Esprimo qualche punto di disaccordo, nel tentativo di trovare una spiegazione piu’ utile del perché tante persone intelligenti e colte, e persino scienziati, continuino ad essere credenti.
L’ateismo non e’ semplicemente una posizione assolutamente razionale e logica, e’ qualcosa di piu’: e’ una posizione mentalmente sana.
La religione non e’ semplicemente una cazzata, e’ un delirio culturale, cioè un delirio accettato dalla società, nel quale il povero delirante non si trova da solo (come invece in tutti gli altri deliri).
Il condizionamento infantile religioso non risiede tanto nel contenuto aberrante delle cazzate che si inculcano nella mente dei bambini, quanto nella forma aberrante del processo del pensare stesso che viene loro insegnato.
La persistenza delle cazzate religiose nelle persone colte e intelligenti non e’ una dissonanza cognitiva, e’ un qualcosa di piu’ profondo: e’ una vera e propria dissociazione della coscienza per cui io sono un ginecologo e la mattina faccio partorire 15 donne, mentre la sera prego la cara Maria, rimasta per me vergine prima, dopo e durante il parto.

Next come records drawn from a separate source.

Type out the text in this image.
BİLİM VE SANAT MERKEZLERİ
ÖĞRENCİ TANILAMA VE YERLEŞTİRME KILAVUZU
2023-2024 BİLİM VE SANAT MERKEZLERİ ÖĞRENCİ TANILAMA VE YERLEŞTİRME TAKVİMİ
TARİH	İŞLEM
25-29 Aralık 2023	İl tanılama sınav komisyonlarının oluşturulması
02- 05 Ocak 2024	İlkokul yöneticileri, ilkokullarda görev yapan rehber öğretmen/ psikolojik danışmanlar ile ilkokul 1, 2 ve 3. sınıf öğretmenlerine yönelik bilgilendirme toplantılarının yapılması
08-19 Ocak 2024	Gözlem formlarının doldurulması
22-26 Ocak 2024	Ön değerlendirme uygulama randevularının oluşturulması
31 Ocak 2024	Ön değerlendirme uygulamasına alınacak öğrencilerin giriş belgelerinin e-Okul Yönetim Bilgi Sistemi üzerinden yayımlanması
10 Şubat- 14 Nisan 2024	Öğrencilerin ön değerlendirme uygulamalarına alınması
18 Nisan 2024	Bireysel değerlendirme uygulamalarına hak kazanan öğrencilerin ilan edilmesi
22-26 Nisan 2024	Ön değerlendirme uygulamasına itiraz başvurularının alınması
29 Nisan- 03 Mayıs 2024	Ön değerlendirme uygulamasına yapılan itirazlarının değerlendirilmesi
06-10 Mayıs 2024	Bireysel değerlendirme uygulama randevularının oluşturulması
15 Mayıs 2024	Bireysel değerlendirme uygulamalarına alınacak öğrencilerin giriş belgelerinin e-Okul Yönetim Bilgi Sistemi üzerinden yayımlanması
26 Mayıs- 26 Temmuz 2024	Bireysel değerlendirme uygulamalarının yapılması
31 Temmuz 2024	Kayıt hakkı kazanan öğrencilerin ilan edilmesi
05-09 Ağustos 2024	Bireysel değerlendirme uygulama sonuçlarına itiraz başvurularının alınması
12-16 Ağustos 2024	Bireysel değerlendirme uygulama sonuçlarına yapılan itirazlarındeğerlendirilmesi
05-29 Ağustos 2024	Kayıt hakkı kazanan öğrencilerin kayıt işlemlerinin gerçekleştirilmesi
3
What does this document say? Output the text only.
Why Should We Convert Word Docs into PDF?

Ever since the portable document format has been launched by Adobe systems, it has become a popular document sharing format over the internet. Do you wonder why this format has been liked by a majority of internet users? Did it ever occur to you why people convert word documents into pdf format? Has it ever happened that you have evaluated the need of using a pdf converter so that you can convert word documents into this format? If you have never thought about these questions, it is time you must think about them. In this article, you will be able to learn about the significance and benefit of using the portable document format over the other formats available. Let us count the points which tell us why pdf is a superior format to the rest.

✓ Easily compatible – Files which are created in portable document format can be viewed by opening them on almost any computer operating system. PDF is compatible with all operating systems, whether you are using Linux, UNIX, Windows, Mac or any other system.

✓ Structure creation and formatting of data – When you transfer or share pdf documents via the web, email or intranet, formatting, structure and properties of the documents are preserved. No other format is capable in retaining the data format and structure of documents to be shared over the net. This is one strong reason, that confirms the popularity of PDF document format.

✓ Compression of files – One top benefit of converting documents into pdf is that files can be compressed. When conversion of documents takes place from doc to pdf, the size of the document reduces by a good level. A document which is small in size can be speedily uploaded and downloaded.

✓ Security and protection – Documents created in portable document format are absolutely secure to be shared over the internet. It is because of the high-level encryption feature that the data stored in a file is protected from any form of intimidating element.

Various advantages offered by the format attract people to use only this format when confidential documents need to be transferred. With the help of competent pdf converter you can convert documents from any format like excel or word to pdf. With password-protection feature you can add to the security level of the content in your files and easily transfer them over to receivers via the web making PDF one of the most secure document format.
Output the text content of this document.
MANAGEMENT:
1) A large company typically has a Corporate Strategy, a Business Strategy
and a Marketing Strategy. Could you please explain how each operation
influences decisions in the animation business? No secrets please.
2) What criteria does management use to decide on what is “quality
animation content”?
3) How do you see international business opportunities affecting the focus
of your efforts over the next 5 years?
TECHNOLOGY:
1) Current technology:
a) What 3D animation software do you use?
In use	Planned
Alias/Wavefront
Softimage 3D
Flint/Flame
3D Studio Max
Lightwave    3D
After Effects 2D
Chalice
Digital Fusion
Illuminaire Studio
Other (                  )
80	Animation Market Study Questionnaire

Per questo le facoltà logiche davanti alle cazzate religiose si fermano: perché le cazzate religiose non sono a loro accessibili, risiedono, completamente dissociate, in una “no go area” per le facoltà logiche, perché in quell’area il pensiero e’ diverso dal pensiero sano e normale.
La liberazione dalla religione non e’ una questione di intelligenza e studio: e’ un vero e proprio processo di guarigione da una patologia mentale che alcuni di noi hanno la fortuna di poter completare, grazie a delle relazioni inter-urmane sane, valide e soddisfacenti, e a esperienze personali dal valore terapeutico, che possono essere di vario genere.
Grazie, Micol, per la riflessione interessante e pertinente.